Même si cette nouvelle version est un délice au volant Mercedes met beaucoup d’efforts pour développer des systèmes de conduite autonome. Désormais, cette version W223 est capable de se conduire toute seule de 0 jusqu’à 60 km/h (sur voie rapide), très relaxant dans les embouteillages. Mercedes intègre aussi, pour la première fois, des roues directrices arrière pivotantes jusqu’à 10° devenant très effectif sur des véhicules de 5,30 mètres de long. Avec cette technologie, la limousine allemande se comporte comme une compacte, idéale dans les parkings et les petites rues. 

Il serait faux, pour autant, de dire que l’on se sent comme dans un salon, car je ne me sens pas aussi bien dans mon salon.
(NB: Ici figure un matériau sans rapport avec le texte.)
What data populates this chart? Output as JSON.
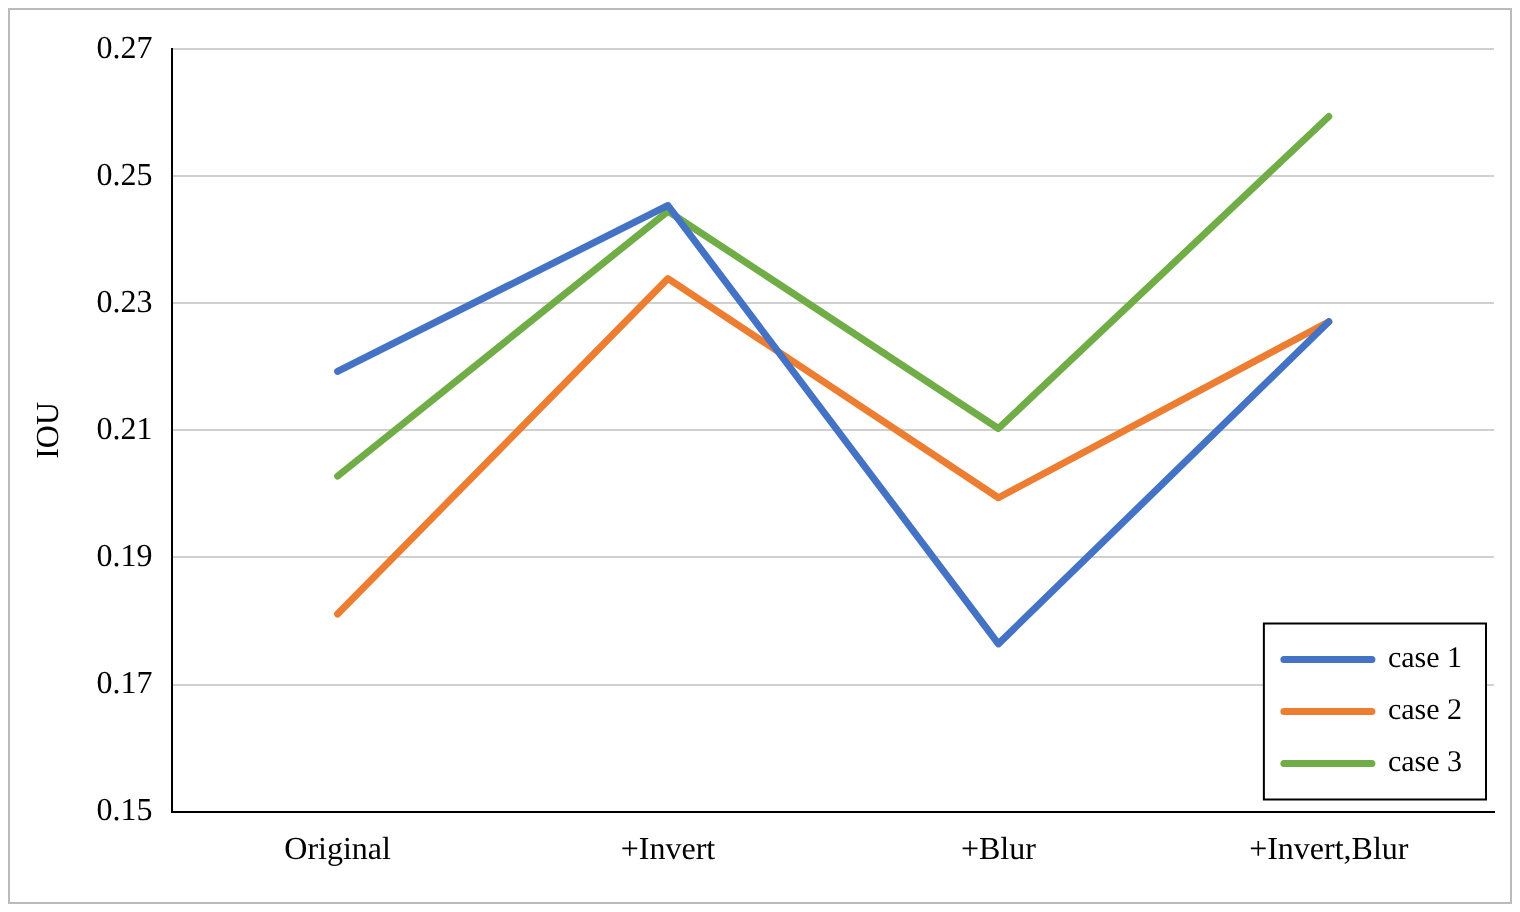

Pensée : Adoptée par tout le monde

La Classe S est très attrayante mais contrairement à des voitures sportives, tout le monde peut l’apprécier. J’ai passé le week-end avec des gens formidables, n’étant pas intéressés par l’automobile, de près ou de loin. Et chaque personne, fut absolument extasiée par la nouvelle Classe S, passant la moindre petite seconde à toucher chaque bouton, essayer chaque massage, complimenter le confort de la voiture… Et les mots que l’on entend le plus sont : “Oh mais c’est quoi ça ?” “Ah non, mais ce n’est plus une voiture” “C’est possible d’échanger ma maison pour la voiture ?”. Ces phrases se suffisent à elles-même afin de résumer cette nouvelle berline. Finalement, malgré une addition salée s’élevant à plus de 150 000€ pour notre modèle d’essai, cette nouvelle Classe S semble universelle ; Tout le monde semble se l’approprier malgré sa connotation très élitiste. Qui plus est, lorsque l’on compare la concurrence, le tarif de cette berline semble raisonnable, sachant que pour des prestations de luxe encore plus élevées le monde de Rolls-Royce ou Bentley s’ouvrira à vous et cette fois, la facture doublera. 

L’avis féminin : Aller simple vers le bien-être.

Je pense que l’essai de la classe S a été une expérience inoubliable, et je dis cela en tant que personne qui ne raffole pas des voitures. C’est probablement la voiture la plus confortable dans laquelle je me suis jamais assis. Elle m’a également donné l’impression d’être une voiture très fiable, idéale pour les longs trajets. Les options incluses dans ce modèle spécifique m’ont donné l’impression que je ne voulais pas descendre de la voiture.

Par : Margherita Buso

Un silence monacal imprègne l’habitacle, à n’importe quelle vitesse.

Note, mention et conclusion

Note : 82/100

Extérieur – 16/20

Intérieur – 19/20

Moteur – 14/20

Dynamisme & Sensations – 13/20

Confort & Praticité – 20/20

L’Allemagne compte beaucoup de symboles, comme les bretzels, les Birkenstock, la porte de Brandebourg, le Bundestag, les saucisses au petit déjeuner mais aussi la Classe S. Et cette nouvelle version (finement dénommée W223) ne fait pas exception à l’excellence et à la rigueur d’Outre-Rhin.

Un grand merci à Mercedes-Benz France, en particulier à Julien et Jean-Luc qui rendent nos essais aussi agréable.